Les jours passaient, tandis que je profitais de ma nouvelle vie de couple. Nous étions comme seuls au monde. Nous étions fous amoureux. Edward me pourrissait de cadeaux : des chaussures, des robes, des bijoux, … J'étais toujours gênée. Plus tard, j'appris qu'il avait reçu un héritage d'un vieil ami à qui il avait sauvé la vie lors d'une mission. Il était devenu presque millionnaire. Plus riche même que ses parents. Malgré le gouffre qui séparait nos classes sociales, nous filions le parfait amour. Les relations avec Rosalie ne s'arrangeaient pas mais peu importait. Nous étions ensemble et rien ne nous séparerai. Seule une chose manquait à notre merveilleuse vie à deux : le sexe.
Nos moments intimes devenaient de plus en plus torrides. Une sorte de préparation avant le grand saut. Il m'avait promis que nous le ferions quand je le désirerais, qu'il n'y avait pas le feu. Il avait tord, en quelque sorte. Le feu était bien là. Consumant mon corps à chacun de ses regards, à chacun de ses baisers, à chacune de ses caresses. Je le désirai.

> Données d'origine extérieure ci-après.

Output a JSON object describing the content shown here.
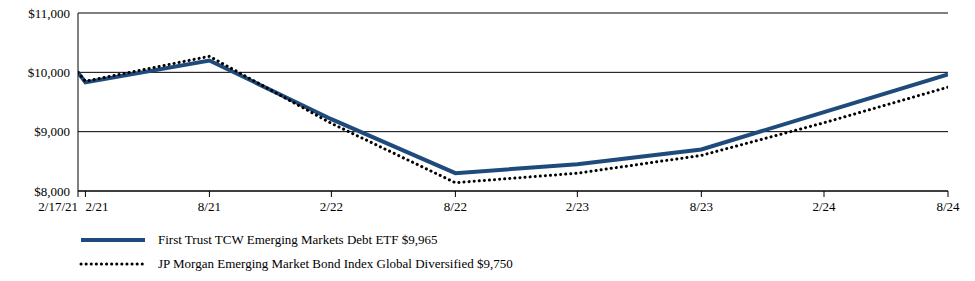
{
  "chart_data": {
    "type": "line",
    "x": [
      "2/17/21",
      "2/21",
      "8/21",
      "2/22",
      "8/22",
      "2/23",
      "8/23",
      "2/24",
      "8/24"
    ],
    "xlim": [
      "2/17/21",
      "8/24"
    ],
    "xticks": [
      "2/17/21",
      "2/21",
      "8/21",
      "2/22",
      "8/22",
      "2/23",
      "8/23",
      "2/24",
      "8/24"
    ],
    "ylim": [
      8000,
      11000
    ],
    "yticks": [
      {
        "value": 8000,
        "label": "$8,000"
      },
      {
        "value": 9000,
        "label": "$9,000"
      },
      {
        "value": 10000,
        "label": "$10,000"
      },
      {
        "value": 11000,
        "label": "$11,000"
      }
    ],
    "grid": true,
    "legend": "bottom",
    "series": [
      {
        "name": "First Trust TCW Emerging Markets Debt ETF $9,965",
        "color": "#1f4b7c",
        "line_style": "solid",
        "values": [
          10000,
          9830,
          10200,
          9210,
          8300,
          8450,
          8700,
          9330,
          9965
        ]
      },
      {
        "name": "JP Morgan Emerging Market Bond Index Global Diversified $9,750",
        "color": "#000000",
        "line_style": "dotted",
        "values": [
          10000,
          9850,
          10270,
          9140,
          8140,
          8300,
          8600,
          9150,
          9750
        ]
      }
    ]
  }
}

J'avais demandé des conseils à mes copines expérimentées, dès qu'Alice avait eu le dos tourné. Je m'étais fait prescrire une plaquette de pilules contraceptives. Tout était prêt. Edward était à la bibliothèque, je l'attendais chez lui (j'avais désormais les clés de son appartement, comme si je vivais chez lui). J'avais disposé des bougies, partout dans la chambre. J'avais pris une douche avec mon gel préféré, je m'étais rasé les jambes, les aisselles et le maillot. Je pris une serviette que j'enroulai autour de mon corps.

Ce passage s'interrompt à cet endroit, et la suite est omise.